17th August 1966: Celtic v Clyde League Cup – Part One

15th August 1966
Jimmy Johnstone had received an ankle injury in the first 50 seconds of the match against Hearts and had come in Sunday for some treatment. By Monday, he was feeling much better.
After training, Jock Stein said

“the players did well on Saturday and I was pleased with their performance but I have a number of good players standing by and they will ALL be considered before the team is chosen for Wednesday”

From a personal point of view, I was very much hoping that the Boss meant what he said. Whether at right-back or centre-half, I felt I was playing well in the reserves but the reserve side was the second team and I was keen to get back into the first team.
At the same time, although I was training with the full-timers, I was also having to spend most of my time during the day at the Dental Hospital dealing with patients then spending the evenings and weekends studying, It was tough going and I was finding it difficult to juggle my time. And, as always happens at the time like that, everyone seems to want a bit of you and nobody else really appreciates just how hard it is to fit every aspect into a busy day.

16th August 1966
We had a reserve team match at Parkhead against Queen’s Park. As it was a ‘Combined Reserve League’ the management took the opportunity to give a game to a few ‘trialists’, players who usually were with junior clubs but who were given the chance to make their mark with a senior club – in this case Celtic. These ‘trialists’ were designated by a variety of names, depending on which club was involved.
It could be ‘trialist’ or ‘A N Other’ or ‘Junior’ or ‘Newman’; Celtic usually employed the latter two pseudonyms and there were a few of them in the side that night, so the team had an odd look about it on paper. It was;

John Kennedy, Jim Craig, John Halpin, Sammy Henderson, Frank McCarron, ‘Junior’, ‘Newman’, ‘Newman’, Jim Clarke, Tony Taylor, ‘Newman’

Tony Taylor in Crystal Palace colours

Tony Taylor in Crystal Palace colours

The game went well and we won 4-2, the goals coming from ‘Newman’ (outside-left) 2, ‘Newman’ (inside-right) and Jim Clarke.
Unfortunately, after all these years, I have no idea of the names of the trialists or whether any of them made the grade.

17th August 1966
In the Celtic View, the directors and management condemned the behaviour of the fans who caused so much damage to the special train from Edinburgh to Glasgow after the previous Saturday’s Hearts/Celtic match.
They made it quite clear that the good, well-behaved supporters of the club had no time for the miscreants and asserted that the club did not want them at any of Celtic’s matches.

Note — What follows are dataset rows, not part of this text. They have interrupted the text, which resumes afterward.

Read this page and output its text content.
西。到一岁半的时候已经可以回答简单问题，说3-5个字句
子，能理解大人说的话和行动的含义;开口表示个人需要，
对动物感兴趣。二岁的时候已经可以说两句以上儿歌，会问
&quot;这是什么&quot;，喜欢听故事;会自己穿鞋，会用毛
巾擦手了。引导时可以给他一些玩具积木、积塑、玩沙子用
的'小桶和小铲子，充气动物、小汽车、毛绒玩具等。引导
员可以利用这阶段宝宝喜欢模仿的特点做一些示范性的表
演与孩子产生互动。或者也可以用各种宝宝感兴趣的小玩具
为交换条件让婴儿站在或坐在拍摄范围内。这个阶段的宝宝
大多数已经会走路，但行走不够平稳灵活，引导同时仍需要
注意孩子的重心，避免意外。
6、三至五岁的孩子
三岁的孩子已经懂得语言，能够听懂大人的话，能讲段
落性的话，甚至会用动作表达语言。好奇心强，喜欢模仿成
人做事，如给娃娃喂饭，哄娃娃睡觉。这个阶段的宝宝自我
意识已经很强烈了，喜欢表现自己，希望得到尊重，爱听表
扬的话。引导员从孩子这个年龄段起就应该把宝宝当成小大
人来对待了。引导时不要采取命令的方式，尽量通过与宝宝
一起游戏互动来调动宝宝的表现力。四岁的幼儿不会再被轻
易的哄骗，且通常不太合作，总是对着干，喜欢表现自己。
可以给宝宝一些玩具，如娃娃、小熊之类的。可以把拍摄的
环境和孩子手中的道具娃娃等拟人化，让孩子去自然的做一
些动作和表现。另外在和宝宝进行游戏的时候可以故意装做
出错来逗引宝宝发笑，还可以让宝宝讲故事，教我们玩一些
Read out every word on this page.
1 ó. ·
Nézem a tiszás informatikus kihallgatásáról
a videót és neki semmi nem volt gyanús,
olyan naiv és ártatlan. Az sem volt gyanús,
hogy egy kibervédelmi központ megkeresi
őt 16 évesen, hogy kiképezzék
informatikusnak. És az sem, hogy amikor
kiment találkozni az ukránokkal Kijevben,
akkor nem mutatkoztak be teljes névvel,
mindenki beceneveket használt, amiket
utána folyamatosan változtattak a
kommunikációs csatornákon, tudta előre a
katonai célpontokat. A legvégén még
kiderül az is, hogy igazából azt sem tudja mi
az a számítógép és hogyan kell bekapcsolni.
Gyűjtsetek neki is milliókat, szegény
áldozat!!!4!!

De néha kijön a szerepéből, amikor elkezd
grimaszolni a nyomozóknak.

Although I really could have done with spending the evening studying, I thought it would be a good idea to put in an appearance at Parkhead for this League Cup tie against Clyde. I was glad I did, as I was welcomed by both the players and the management, although one or two, who knew of my difficulties at that time in juggling the various aspects of my life, were surprised at seeing me.
I also knew a few of the Clyde players, whom I had played against while coming up through the ranks, particularly midfielder John McHugh. The Bully Wee had started the league Cup campaign with a good win over St Mirren and would definitely be up for the match. They also had a reputation for some tough tackling; so our guys would need to be up for the contest too!

Brass Neck
A man walked into the Post Office in Dalvait Road, Balloch today, snatched £50 and escaped in a car.

Good Money
The US Air Force paid the British Navy today the sum of £2,261,000 for fishing up the H-Bomb lost for 80 days off the Spanish coast in April – around £23,000 a day.

Billy On Top
Jack Nicklaus, who won £4280 for finishing runner-up in the Thunderbird golf tournament at the weekend, has moved to 2nd place in the top money-winners of US golf with £26,700.
Arnold Palmer slipped to 3rd place with a total of £26,290. Leading the list is Billy Casper with 4 wins in 17 tournaments and a total of £35,470.